LaTeX to Word conversion


Translating LaTeX documents into Word files is an ordeal we would gladly spare with. However, only rare publishers accept LaTeX documents. 

One may simply take the compiled pdf and reconstruct a Word file manually through copy-and-paste steps, but this is error-prone and time-consuming.
I tried a conversion of the .tex document to html, hoping to then import the html in OpenOffice. For this purpose, I tried LaTeX2html and TeX4ht. In both cases, I found that the use of XeTeX, and of unusual Unicode ranges as in my case, made things more complicate. Scared by the lack of support, I veered to the ifxetex package, to have a same document compiling both by xelatex and pdflatex.

TeX4ht is advertised as the best candidate. It has a htxelatex command, which implies a first run through XeLaTeX (and BibTex). Here I got several errors, apparently related to substitution of Latin Extended characters (e.g., Command `\acute' already defined in `'.), and no usable html output.

The same errors occurred with the ooxelatex option. The resulting .odt file did not have any text, just empty pages with the main heading and numbers generated by counters such as footnotes.

TeX4ht has the better supported htlatex command. With this, after a pdflatex and bibtex (actually biber) run I could get a complete html code, but the Latin Extended characters were not reproduced, substituted instead by .png images of the glyphs. Which meant that I could not import into Open Office a clean Unicode text.

I also tried Latex2Html, which yielded very similar results, i.e., Latin Extended characters with diacritics rendered as images and thus useless in a Word file.

I also tried to use a Perl script by Radhakrishnan, who actively maintains the TeX4ht package, but could not have it working.

I also had problems with the footnotes in these html outputs. The bibliography was there, but its formatting not anymore reliable.

I also tried another package, Latex2rtf, which produced a complete .rtf with unicode chars and footnotes, but without the list of references at the end.

Back to TeX4ht, I tried to go directly from .tex to .odt, via the mk4ht command with the oolatex commands. Here, after initial struggles with some packages and personal macros that I normally use (notably, hyperref and the memoir class) and that I had to disable, I partially succeeded. Once cleansed of conflictual macros, in fact, mk4ht oolatex produced a legible .odt.

One must first run (1) "latex filename" (since at this point I had ifxetex ... else in the preamble), then (2) "biber filename", and then (3) "mk4ht oolatex filename".

With (1) I got a single but major error about the incompatibility of ucs with biblatex. This seems an unsolved problem. By changing \usepackage[utf8x]{inputenc} with \usepackage[utf8]{inputenc}, as advised in the documentation, problems with the Latin Extended range of unicode ensue.

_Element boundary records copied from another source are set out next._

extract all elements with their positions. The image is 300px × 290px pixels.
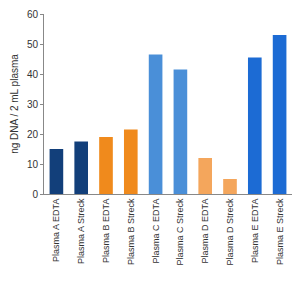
svg-text:30: 30 xyxy=(27,99,39,110)
svg-text:Plasma D EDTA: Plasma D EDTA xyxy=(200,199,210,264)
svg-text:Plasma B Streck: Plasma B Streck xyxy=(126,198,136,265)
svg-text:0: 0 xyxy=(32,189,38,200)
svg-text:50: 50 xyxy=(27,39,39,50)
svg-text:60: 60 xyxy=(27,9,39,20)
svg-text:Plasma C Streck: Plasma C Streck xyxy=(175,198,185,266)
svg-text:Plasma A Streck: Plasma A Streck xyxy=(76,198,86,264)
svg-text:Plasma E Streck: Plasma E Streck xyxy=(275,198,285,265)
svg-text:Plasma E EDTA: Plasma E EDTA xyxy=(250,199,260,263)
svg-text:40: 40 xyxy=(27,69,39,80)
svg-text:Plasma A EDTA: Plasma A EDTA xyxy=(51,199,61,262)
svg-text:10: 10 xyxy=(27,159,39,170)
svg-text:20: 20 xyxy=(27,129,39,140)
svg-text:Plasma D Streck: Plasma D Streck xyxy=(225,198,235,266)
svg-text:Plasma C EDTA: Plasma C EDTA xyxy=(151,199,161,264)
svg-text:ng DNA / 2 mL plasma: ng DNA / 2 mL plasma xyxy=(9,54,20,154)
svg-text:Plasma B EDTA: Plasma B EDTA xyxy=(101,199,111,263)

With (2) no errors were produced. Noticeably, the bibtex backend in the biblatex arguments did not work, so I am now using the biber backend. The .bib database which had worked fine with the bibtex backend was corrupting the process, so I had to clean it from several corrupting characters that had crept into it through the years, mostly in longer notes and abstracts hastily written.

With (3), which functions in three runs (perhaps (1) and (2) can be skipped? But I did not get any list of reference at the end without them) there were several errors (about 30 per run). These were all related to the list of references at the end, so they might be bugs in the .bib file.

The result is complete with proper formatting (italics, etc.), proper structure of the document (sections with hierarchy of heading styles, indented quotations), toc, synchronized footnotes. 

The final list of references was also properly formatted, except that its first part is a list of primary references that I order by shorthands through the biblatex command \printshorhands. This shorthands list was altogether lost in the .odt document, something that remains to be solved.  I took the shortcut of having a single bibliography with both primary and secondary sources, and no abbreviations' list.


All these experiments were done in Ubuntu 14.04.